Open EdwardCuiPeacock opened 3 years ago

EdwardCuiPeacock commented 3 years ago

We recently encountered scalability issues when trying to apply the vocabularies for multiple (5 to be exact) categorical features. We saw multiple lines of the follwoing warning message:

WARNING:tensorflow:Tables initialized inside a tf.function will be re-initialized on every invocation of the function. This re-initialization can have significant impact on performance. Consider lifting them out of the graph context using `tf.init_scope`.

When using the tft.apply_vocabulary, the job would stuck on the transformation steps for hours, consuming thousands of CPU hours if we do not kill it early.

Creating a custom lookup table initialization function like the following could bypass the proble; 80M rows of data only took 35 min, consuming ~20 hours of CPU time.

def create_file_lookup(filename):
    with tf.init_scope():
        initializer = tf.lookup.TextFileInitializer(
            filename,
            key_dtype=tf.string, 
            key_index=tf.lookup.TextFileIndex.WHOLE_LINE, 
            value_dtype=tf.int64, 
            value_index=tf.lookup.TextFileIndex.LINE_NUMBER,
            value_index_offset=1, # starting from 1
        )
        table = tf.lookup.StaticHashTable(initializer, 0)

    return table

Relevant code need to be addressed: https://github.com/tensorflow/transform/blob/520ebb492c2f687ff30cce22261938037384b26d/tensorflow_transform/mappers.py#L1114

This probably needs to be applied to versions of TFT starting from 1.0

cyc commented 3 years ago

@EdwardCuiPeacock I don't quite understand how you are getting that warning message, it appears as though tf.init_scope is being used here: https://github.com/tensorflow/transform/blob/b06e87b74246d968bf63d41425a75936d55bb2d2/tensorflow_transform/tf_utils.py#L1578

varshaan commented 2 years ago

As Chris commented above, we do enter the tf.init_scope in tf_utils. Are you passing a lookup_fn to tft.apply_vocabulary? If that is the case, you would need to lift the table creation inside that lookup_fn as TFT does not have access to the table creation code to do this automatically.

Could you give me an example of what your calls to tft.vocabulary and tft.apply_vocabulary look like so I can take a look and see if we missed something?

gfkeith commented 2 years ago

I've encountered the same warning while using TFX, in my case the init_scope is not used because the check https://github.com/tensorflow/transform/blob/9b348c8862bfd8bfd462db596111103e58d15006/tensorflow_transform/tf_utils.py#L1654-L1655 fails as asset_filepath is <class 'tensorflow.python.framework.ops.Tensor'>.

My usage is:

transformed = tft.compute_and_apply_vocabulary(
    input_tensor,
    frequency_threshold=100,
    num_oov_buckets=1,
    vocab_filename='tags'
)

It isn't a big issue for me as my vocabulary is small, so I haven't spent much time looking into it and don't have a proper MRE, but maybe that much is helpful.

gfkeith commented 2 years ago

I've just checked using this notebook: https://colab.research.google.com/github/tensorflow/tfx/blob/master/docs/tutorials/tfx/components_keras.ipynb#scrollTo=jHfhth_GiZI9, and the warning appears with it also.

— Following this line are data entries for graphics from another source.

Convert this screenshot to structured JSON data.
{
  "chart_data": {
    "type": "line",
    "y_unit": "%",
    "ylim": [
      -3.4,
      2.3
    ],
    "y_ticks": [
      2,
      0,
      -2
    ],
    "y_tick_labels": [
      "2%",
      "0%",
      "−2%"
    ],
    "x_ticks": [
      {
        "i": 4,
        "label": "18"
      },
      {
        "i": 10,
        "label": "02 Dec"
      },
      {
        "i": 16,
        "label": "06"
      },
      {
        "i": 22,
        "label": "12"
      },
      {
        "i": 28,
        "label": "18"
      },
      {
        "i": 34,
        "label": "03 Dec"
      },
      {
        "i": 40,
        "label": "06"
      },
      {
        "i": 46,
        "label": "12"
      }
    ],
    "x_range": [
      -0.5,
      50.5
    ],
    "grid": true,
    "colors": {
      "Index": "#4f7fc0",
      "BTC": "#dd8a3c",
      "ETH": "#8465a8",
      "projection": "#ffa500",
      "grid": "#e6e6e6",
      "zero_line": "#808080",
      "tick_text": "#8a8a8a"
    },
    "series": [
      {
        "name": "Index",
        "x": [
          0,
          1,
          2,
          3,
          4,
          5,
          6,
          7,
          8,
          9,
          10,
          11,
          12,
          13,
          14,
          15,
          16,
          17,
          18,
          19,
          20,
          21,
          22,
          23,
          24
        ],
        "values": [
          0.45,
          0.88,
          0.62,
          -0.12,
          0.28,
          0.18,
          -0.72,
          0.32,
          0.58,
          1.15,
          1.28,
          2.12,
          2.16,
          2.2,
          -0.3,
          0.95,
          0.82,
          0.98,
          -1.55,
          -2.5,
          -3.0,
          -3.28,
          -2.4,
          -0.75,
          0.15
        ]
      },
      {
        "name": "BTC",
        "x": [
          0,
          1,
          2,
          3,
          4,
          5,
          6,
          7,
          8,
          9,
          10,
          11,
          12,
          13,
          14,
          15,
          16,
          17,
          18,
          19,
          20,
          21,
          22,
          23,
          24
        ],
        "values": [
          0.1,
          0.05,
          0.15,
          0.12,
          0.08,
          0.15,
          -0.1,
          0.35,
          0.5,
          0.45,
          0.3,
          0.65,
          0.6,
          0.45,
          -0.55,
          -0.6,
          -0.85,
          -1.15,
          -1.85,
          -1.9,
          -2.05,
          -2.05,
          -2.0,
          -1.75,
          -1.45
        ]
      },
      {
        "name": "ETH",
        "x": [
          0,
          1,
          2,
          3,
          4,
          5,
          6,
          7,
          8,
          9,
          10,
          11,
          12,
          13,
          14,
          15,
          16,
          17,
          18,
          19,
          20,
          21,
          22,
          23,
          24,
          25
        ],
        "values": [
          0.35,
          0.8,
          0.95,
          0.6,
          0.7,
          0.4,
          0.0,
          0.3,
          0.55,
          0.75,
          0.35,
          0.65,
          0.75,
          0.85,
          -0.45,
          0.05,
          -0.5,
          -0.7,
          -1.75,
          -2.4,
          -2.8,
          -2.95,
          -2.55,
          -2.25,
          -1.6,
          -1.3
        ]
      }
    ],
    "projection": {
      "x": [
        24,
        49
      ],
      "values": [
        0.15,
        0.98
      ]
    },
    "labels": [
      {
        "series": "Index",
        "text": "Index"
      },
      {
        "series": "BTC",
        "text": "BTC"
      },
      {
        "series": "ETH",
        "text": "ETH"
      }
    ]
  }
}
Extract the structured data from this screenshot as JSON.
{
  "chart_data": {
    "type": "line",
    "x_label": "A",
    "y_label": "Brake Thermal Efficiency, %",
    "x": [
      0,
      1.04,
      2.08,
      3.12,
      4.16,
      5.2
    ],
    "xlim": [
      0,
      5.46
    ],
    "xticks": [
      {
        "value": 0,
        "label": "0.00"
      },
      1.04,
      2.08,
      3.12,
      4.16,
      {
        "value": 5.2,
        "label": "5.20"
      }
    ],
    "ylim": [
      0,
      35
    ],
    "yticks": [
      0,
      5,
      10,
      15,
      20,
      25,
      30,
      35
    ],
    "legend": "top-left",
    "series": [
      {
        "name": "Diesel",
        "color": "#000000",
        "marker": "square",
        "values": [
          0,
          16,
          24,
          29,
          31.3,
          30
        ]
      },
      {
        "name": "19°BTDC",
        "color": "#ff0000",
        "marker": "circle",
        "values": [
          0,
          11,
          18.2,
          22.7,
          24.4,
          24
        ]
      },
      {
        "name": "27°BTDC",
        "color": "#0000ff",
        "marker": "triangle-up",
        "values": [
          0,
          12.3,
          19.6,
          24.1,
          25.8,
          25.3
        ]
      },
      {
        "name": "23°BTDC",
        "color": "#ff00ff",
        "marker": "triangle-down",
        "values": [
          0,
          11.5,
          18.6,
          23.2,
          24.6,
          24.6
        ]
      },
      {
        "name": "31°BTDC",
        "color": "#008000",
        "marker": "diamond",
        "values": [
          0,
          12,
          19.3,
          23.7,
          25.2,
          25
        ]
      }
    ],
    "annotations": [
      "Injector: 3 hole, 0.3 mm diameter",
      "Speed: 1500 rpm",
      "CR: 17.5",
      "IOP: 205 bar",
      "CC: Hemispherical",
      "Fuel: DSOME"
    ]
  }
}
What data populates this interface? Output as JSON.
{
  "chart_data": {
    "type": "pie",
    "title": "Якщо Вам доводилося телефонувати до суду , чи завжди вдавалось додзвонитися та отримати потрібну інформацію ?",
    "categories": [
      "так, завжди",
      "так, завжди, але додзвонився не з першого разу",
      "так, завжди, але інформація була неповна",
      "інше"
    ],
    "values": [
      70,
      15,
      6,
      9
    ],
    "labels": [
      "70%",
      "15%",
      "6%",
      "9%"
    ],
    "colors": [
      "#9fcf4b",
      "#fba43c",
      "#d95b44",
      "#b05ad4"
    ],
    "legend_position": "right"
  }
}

Possibly related to being wrapped with tf.function (which occurs in TFX Transform), so the vocab_filename is not an ops.EagerTensor? It gets wrapped here-ish https://github.com/tensorflow/transform/blob/520ebb492c2f687ff30cce22261938037384b26d/tensorflow_transform/analyzers.py#L1973 into a tensor, so is no longer a string either.

IzakMaraisTAL commented 11 months ago

Similar to @gfkeith , I also get this warning when using tft.compute_and_apply_vocabulary() inside a TFX Transform component's preprocessing_fn.